財産総額・贈与プランから節税効果をシミュレーション

Tips

  • 基礎控除110万円ちょうどまでの贈与であれば贈与税は一切かからないため、まずは基礎控除の範囲内で毎年続ける「非課税枠フル活用」プランを試してみましょう。
  • 受贈者(子や孫)の人数が多いほど、1人あたりの基礎控除110万円を複数人分使えるため、同じ贈与総額でも税負担を抑えやすくなります。
  • 1年に大きな金額をまとめて贈与すると贈与税の累進税率が急激に上がるため、本ツールで「節税効果」がマイナスにならないか事前に確認してから実行しましょう。
  • 生前贈与は早く始めるほど「生前贈与加算」の対象期間(相続開始前7年、2031年以降に完全適用)から外れやすくなるため、想定より早めに開始年数を設定して試算する価値があります。

よくある質問

暦年贈与は毎年110万円の基礎控除を使い切り贈与税を発生させずに財産を移転できますが、相続開始前一定期間内の贈与は加算対象になります。相続時精算課税制度は累計2,500万円まで贈与税が非課税になる一方、贈与した財産は最終的に相続財産へ合算して精算します。どちらが有利かは財産額・贈与時期・値上がり資産の有無等により異なるため、本ツールは暦年贈与のみを対象としています。
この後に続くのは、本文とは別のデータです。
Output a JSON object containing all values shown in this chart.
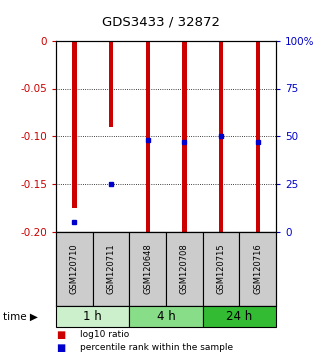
{
  "title": "GDS3433 / 32872",
  "samples": [
    "GSM120710",
    "GSM120711",
    "GSM120648",
    "GSM120708",
    "GSM120715",
    "GSM120716"
  ],
  "log10_ratio": [
    -0.175,
    -0.09,
    -0.2,
    -0.2,
    -0.2,
    -0.2
  ],
  "percentile_rank": [
    5,
    25,
    48,
    47,
    50,
    47
  ],
  "bar_color": "#cc0000",
  "dot_color": "#0000cc",
  "ylim_left": [
    -0.2,
    0.0
  ],
  "ylim_right": [
    0,
    100
  ],
  "yticks_left": [
    0,
    -0.05,
    -0.1,
    -0.15,
    -0.2
  ],
  "ytick_labels_left": [
    "0",
    "-0.05",
    "-0.10",
    "-0.15",
    "-0.20"
  ],
  "yticks_right": [
    0,
    25,
    50,
    75,
    100
  ],
  "ytick_labels_right": [
    "0",
    "25",
    "50",
    "75",
    "100%"
  ],
  "time_groups": [
    {
      "label": "1 h",
      "cols": [
        0,
        1
      ],
      "color": "#ccf0cc"
    },
    {
      "label": "4 h",
      "cols": [
        2,
        3
      ],
      "color": "#88dd88"
    },
    {
      "label": "24 h",
      "cols": [
        4,
        5
      ],
      "color": "#33bb33"
    }
  ],
  "bar_width": 0.12,
  "background_color": "#ffffff",
  "plot_bg": "#ffffff",
  "label_bg": "#cccccc",
  "time_label": "time"
}
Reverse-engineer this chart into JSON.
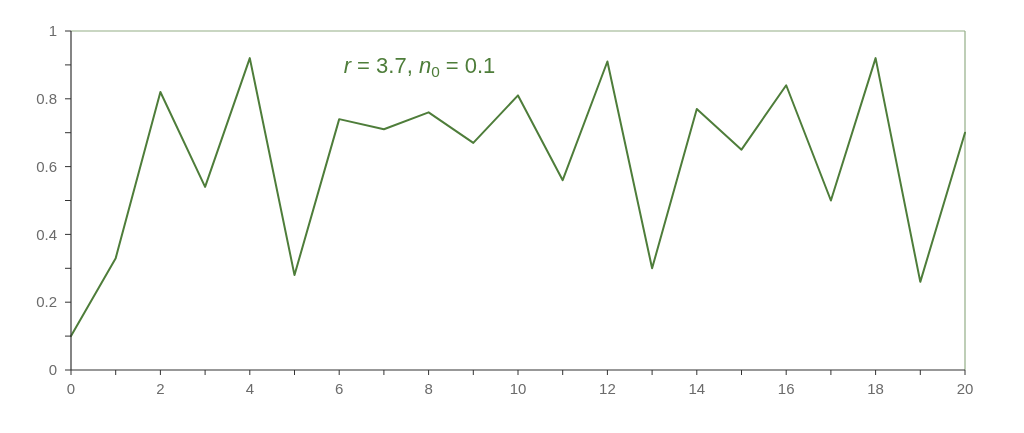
{
  "chart_data": {
    "type": "line",
    "x": [
      0,
      1,
      2,
      3,
      4,
      5,
      6,
      7,
      8,
      9,
      10,
      11,
      12,
      13,
      14,
      15,
      16,
      17,
      18,
      19,
      20
    ],
    "values": [
      0.1,
      0.33,
      0.82,
      0.54,
      0.92,
      0.28,
      0.74,
      0.71,
      0.76,
      0.67,
      0.81,
      0.56,
      0.91,
      0.3,
      0.77,
      0.65,
      0.84,
      0.5,
      0.92,
      0.26,
      0.7
    ],
    "color": "#4e7d3a",
    "xlim": [
      0,
      20
    ],
    "xticks": [
      0,
      {
        "value": 1,
        "label": null
      },
      2,
      {
        "value": 3,
        "label": null
      },
      4,
      {
        "value": 5,
        "label": null
      },
      6,
      {
        "value": 7,
        "label": null
      },
      8,
      {
        "value": 9,
        "label": null
      },
      10,
      {
        "value": 11,
        "label": null
      },
      12,
      {
        "value": 13,
        "label": null
      },
      14,
      {
        "value": 15,
        "label": null
      },
      16,
      {
        "value": 17,
        "label": null
      },
      18,
      {
        "value": 19,
        "label": null
      },
      20
    ],
    "ylim": [
      0,
      1
    ],
    "yticks": [
      0,
      {
        "value": 0.1,
        "label": null
      },
      0.2,
      {
        "value": 0.3,
        "label": null
      },
      0.4,
      {
        "value": 0.5,
        "label": null
      },
      0.6,
      {
        "value": 0.7,
        "label": null
      },
      0.8,
      {
        "value": 0.9,
        "label": null
      },
      1
    ],
    "annotations": [
      "r = 3.7, n$_{0}$ = 0.1"
    ]
  }
}
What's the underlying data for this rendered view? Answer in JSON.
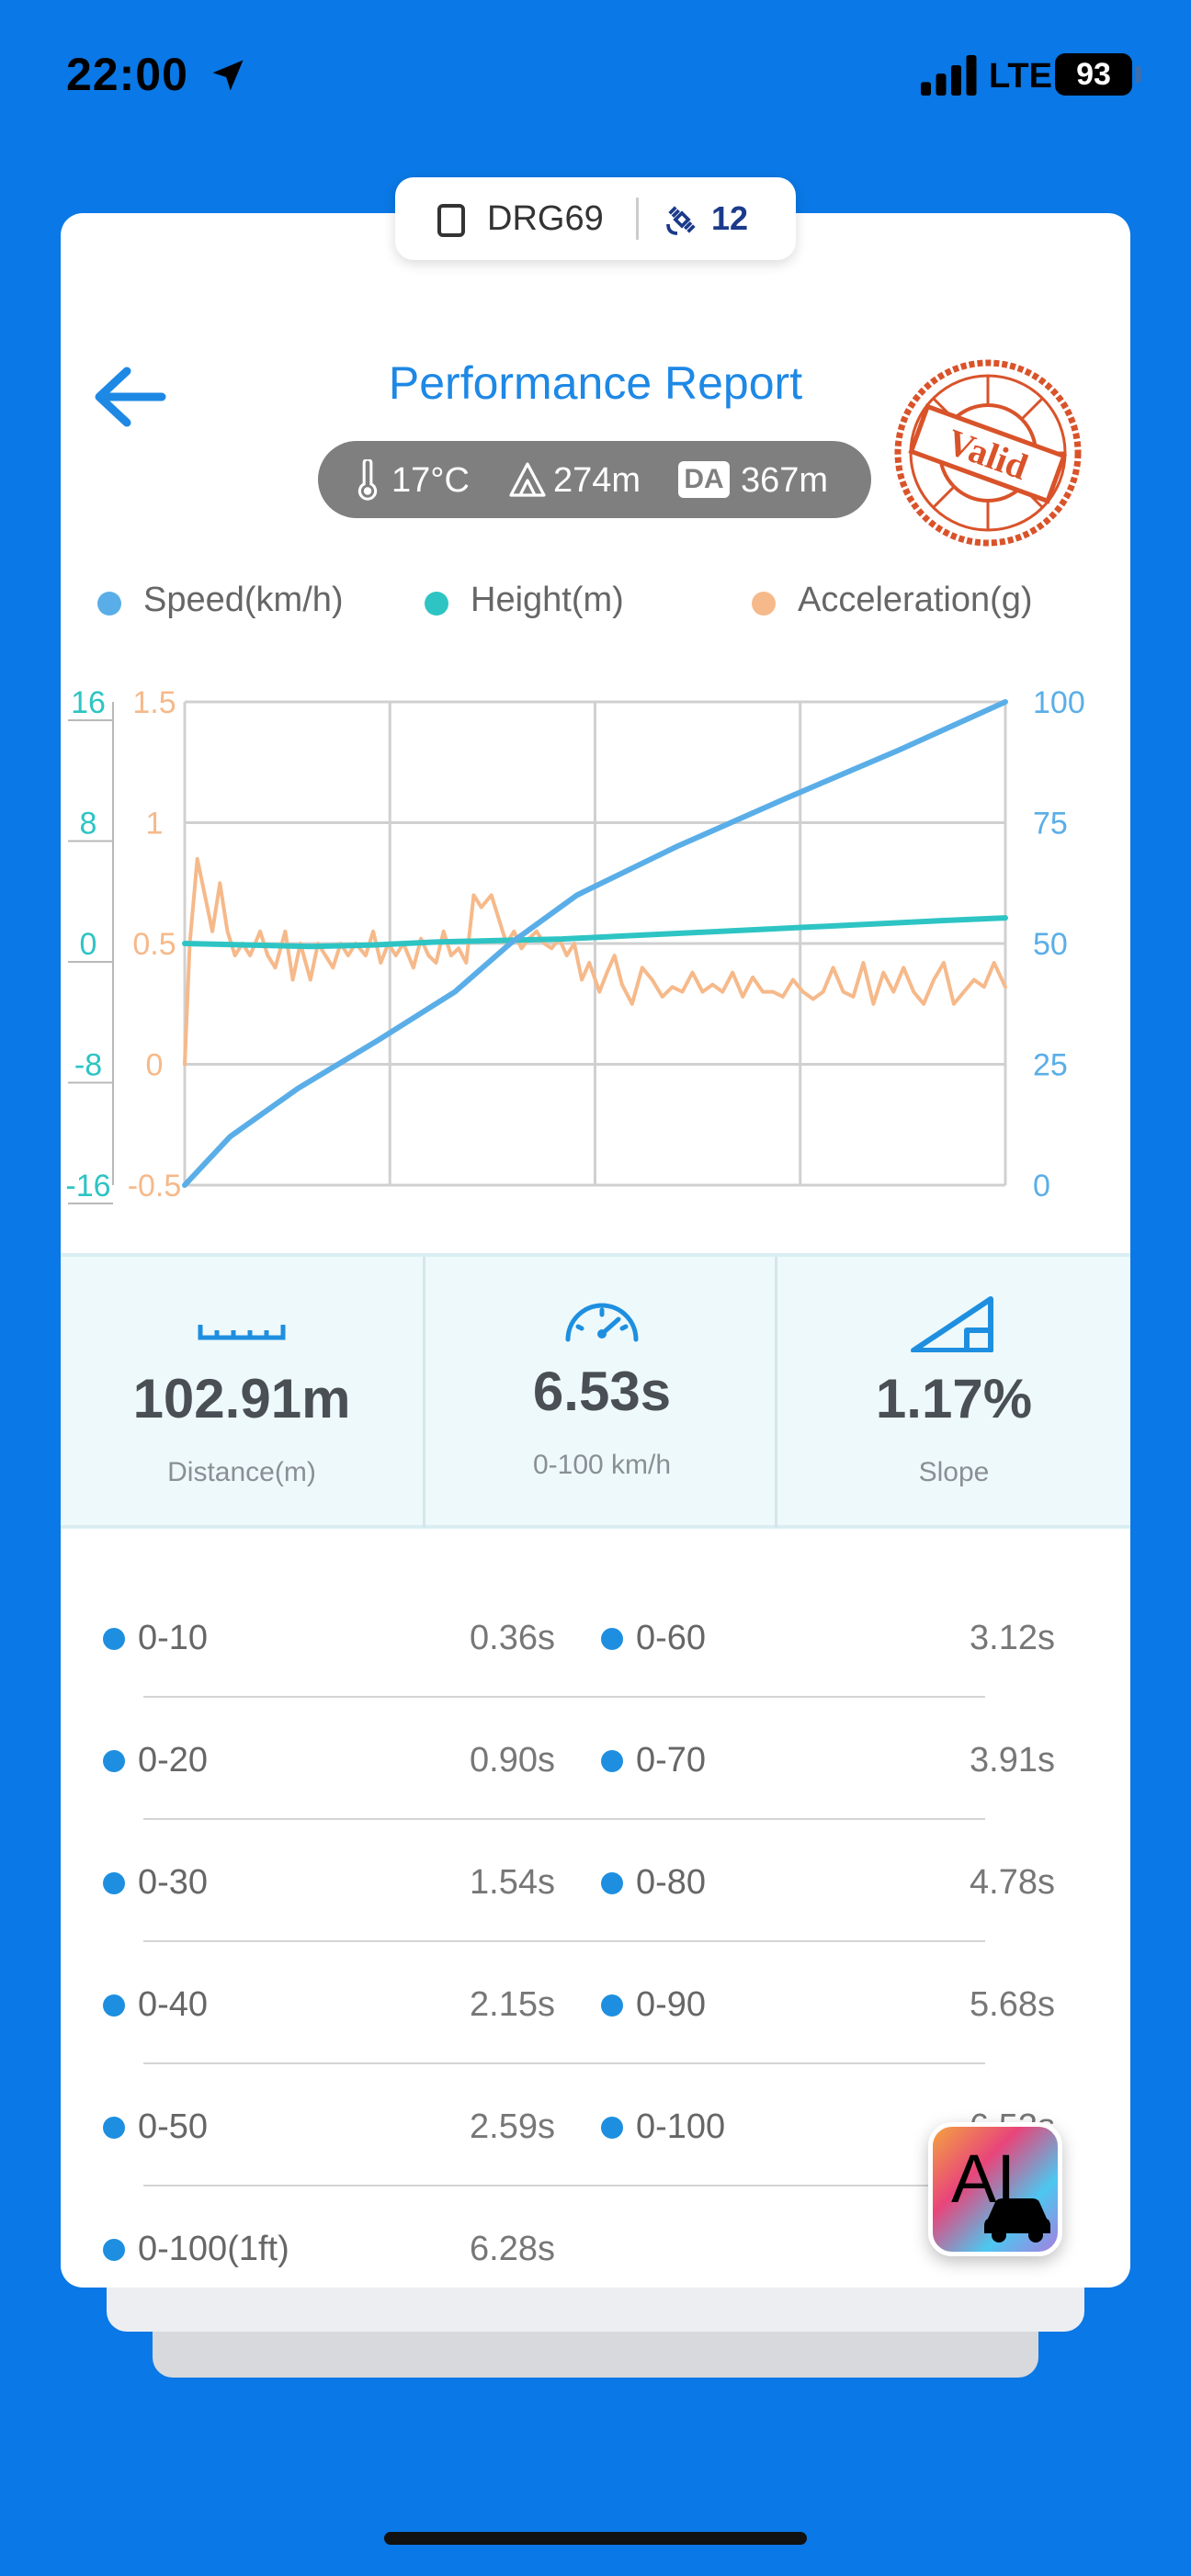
{
  "status_bar": {
    "time": "22:00",
    "network": "LTE",
    "battery": "93"
  },
  "device": {
    "name": "DRG69",
    "satellites": "12"
  },
  "header": {
    "title": "Performance Report",
    "stamp_text": "Valid"
  },
  "conditions": {
    "temperature": "17°C",
    "altitude": "274m",
    "da_badge": "DA",
    "density_altitude": "367m"
  },
  "legend": [
    {
      "label": "Speed(km/h)",
      "color": "#5aaee8"
    },
    {
      "label": "Height(m)",
      "color": "#2ec4c4"
    },
    {
      "label": "Acceleration(g)",
      "color": "#f6b98a"
    }
  ],
  "chart_data": {
    "type": "line",
    "grid": true,
    "axes": {
      "height_left": {
        "ticks": [
          "16",
          "8",
          "0",
          "-8",
          "-16"
        ],
        "range": [
          -16,
          16
        ],
        "color": "#2ec4c4"
      },
      "accel_left": {
        "ticks": [
          "1.5",
          "1",
          "0.5",
          "0",
          "-0.5"
        ],
        "range": [
          -0.5,
          1.5
        ],
        "color": "#f6b98a"
      },
      "speed_right": {
        "ticks": [
          "100",
          "75",
          "50",
          "25",
          "0"
        ],
        "range": [
          0,
          100
        ],
        "color": "#5aaee8"
      }
    },
    "x_range": [
      0,
      6.53
    ],
    "series": [
      {
        "name": "Speed(km/h)",
        "axis": "speed_right",
        "color": "#5aaee8",
        "x": [
          0,
          0.36,
          0.9,
          1.54,
          2.15,
          2.59,
          3.12,
          3.91,
          4.78,
          5.68,
          6.53
        ],
        "y": [
          0,
          10,
          20,
          30,
          40,
          50,
          60,
          70,
          80,
          90,
          100
        ]
      },
      {
        "name": "Height(m)",
        "axis": "height_left",
        "color": "#2ec4c4",
        "x": [
          0,
          0.5,
          1,
          1.5,
          2,
          2.5,
          3,
          3.5,
          4,
          4.5,
          5,
          5.5,
          6,
          6.53
        ],
        "y": [
          0,
          -0.1,
          -0.2,
          -0.1,
          0.1,
          0.2,
          0.3,
          0.5,
          0.7,
          0.9,
          1.1,
          1.3,
          1.5,
          1.7
        ]
      },
      {
        "name": "Acceleration(g)",
        "axis": "accel_left",
        "color": "#f6b98a",
        "x": [
          0,
          0.04,
          0.1,
          0.16,
          0.22,
          0.28,
          0.34,
          0.4,
          0.46,
          0.52,
          0.6,
          0.66,
          0.72,
          0.8,
          0.86,
          0.92,
          1.0,
          1.06,
          1.12,
          1.18,
          1.24,
          1.3,
          1.36,
          1.44,
          1.5,
          1.56,
          1.62,
          1.68,
          1.74,
          1.82,
          1.88,
          1.94,
          2.0,
          2.06,
          2.12,
          2.18,
          2.24,
          2.3,
          2.36,
          2.44,
          2.5,
          2.56,
          2.62,
          2.68,
          2.74,
          2.8,
          2.86,
          2.92,
          2.98,
          3.04,
          3.1,
          3.16,
          3.22,
          3.3,
          3.36,
          3.42,
          3.48,
          3.56,
          3.64,
          3.72,
          3.8,
          3.88,
          3.96,
          4.04,
          4.12,
          4.2,
          4.28,
          4.36,
          4.44,
          4.52,
          4.6,
          4.68,
          4.76,
          4.84,
          4.92,
          5.0,
          5.08,
          5.16,
          5.24,
          5.32,
          5.4,
          5.48,
          5.56,
          5.64,
          5.72,
          5.8,
          5.88,
          5.96,
          6.04,
          6.12,
          6.2,
          6.28,
          6.36,
          6.44,
          6.53
        ],
        "y": [
          0,
          0.5,
          0.85,
          0.7,
          0.55,
          0.75,
          0.55,
          0.45,
          0.5,
          0.45,
          0.55,
          0.45,
          0.4,
          0.55,
          0.35,
          0.5,
          0.35,
          0.5,
          0.45,
          0.4,
          0.5,
          0.45,
          0.5,
          0.45,
          0.55,
          0.42,
          0.5,
          0.45,
          0.5,
          0.4,
          0.52,
          0.45,
          0.42,
          0.55,
          0.45,
          0.48,
          0.42,
          0.7,
          0.65,
          0.7,
          0.6,
          0.5,
          0.55,
          0.48,
          0.52,
          0.55,
          0.5,
          0.48,
          0.52,
          0.45,
          0.5,
          0.35,
          0.42,
          0.3,
          0.38,
          0.45,
          0.33,
          0.25,
          0.4,
          0.35,
          0.28,
          0.32,
          0.3,
          0.38,
          0.3,
          0.33,
          0.3,
          0.38,
          0.28,
          0.36,
          0.3,
          0.3,
          0.28,
          0.35,
          0.3,
          0.27,
          0.3,
          0.4,
          0.3,
          0.28,
          0.42,
          0.25,
          0.38,
          0.3,
          0.4,
          0.3,
          0.25,
          0.35,
          0.42,
          0.25,
          0.3,
          0.35,
          0.32,
          0.42,
          0.32
        ]
      }
    ]
  },
  "metrics": [
    {
      "value": "102.91m",
      "label": "Distance(m)",
      "icon": "ruler-icon"
    },
    {
      "value": "6.53s",
      "label": "0-100 km/h",
      "icon": "speedometer-icon"
    },
    {
      "value": "1.17%",
      "label": "Slope",
      "icon": "slope-icon"
    }
  ],
  "splits_left": [
    {
      "label": "0-10",
      "time": "0.36s"
    },
    {
      "label": "0-20",
      "time": "0.90s"
    },
    {
      "label": "0-30",
      "time": "1.54s"
    },
    {
      "label": "0-40",
      "time": "2.15s"
    },
    {
      "label": "0-50",
      "time": "2.59s"
    },
    {
      "label": "0-100(1ft)",
      "time": "6.28s"
    }
  ],
  "splits_right": [
    {
      "label": "0-60",
      "time": "3.12s"
    },
    {
      "label": "0-70",
      "time": "3.91s"
    },
    {
      "label": "0-80",
      "time": "4.78s"
    },
    {
      "label": "0-90",
      "time": "5.68s"
    },
    {
      "label": "0-100",
      "time": "6.53s"
    }
  ],
  "ai_button": {
    "label": "AI"
  }
}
生前贈与加算(相続開始前7年、2031年以降に完全適用)の対象期間より前から始めるほど、加算されずに贈与税の基礎控除110万円を非課税で使い切れる年数が増えます。相続開始の時期は予測できないため、可能な限り早期から少額ずつ継続するのが一般的に有利とされています。

毎年同額・同時期の贈与を機械的に繰り返すと、贈与契約自体が最初から存在せず「定期金給付契約」(分割払いの約束)とみなされ、初年度に全額へ課税されるリスクが指摘されています。贈与のたびに贈与契約書を作成し、金額や時期を変えるなど、個々の贈与が独立していることを示す実務対応が推奨されています。

贈与税・相続税の制度上は受贈者ごとに独立して基礎控除・税率が適用されるため、子ごとに贈与額を変えること自体に法的な問題はありません。ただし遺産分割時の公平感をめぐって相続人間でトラブルになるケースもあるため、家族間で贈与の方針を共有しておくことが望ましいです。
ツールくん

余談ですが ― 生前贈与加算が「3年」から「7年」に延びた理由

2024年1月1日以後の贈与から、相続開始前に贈与を受けた財産を相続財産に加算し直す「生前贈与加算」の対象期間が、従来の3年から7年へ段階的に延長されている(経過措置により、完全に7年間が適用されるのは2031年1月1日以後に発生した相続から)。この改正の背景には、相続税と贈与税の税率格差を利用して「亡くなる直前に駆け込みで贈与し、相続財産を圧縮する」という節税手法に対する国の問題意識があった。

生前贈与加算の対象期間が延びたことで、早期から計画的に暦年贈与を継続する重要性が増したといえる。相続開始の直前に慌てて大きな贈与を行っても、加算対象期間内であれば相続財産に戻されてしまい、狙った節税効果は得られない。本ツールが「相続開始までの想定年数」を入力項目としているのは、こうした制度上の時間的制約を意識してもらうためでもある。

なお、延長された4年分(相続開始前4年目〜7年目)に受けた贈与については、合計100万円までを相続財産に加算しない緩和措置が設けられている。この緩和措置は本ツールの簡易試算には含まれていないため、加算対象期間ぎりぎりの贈与を検討する場合は、この緩和措置も踏まえて税理士に相談することが望ましい。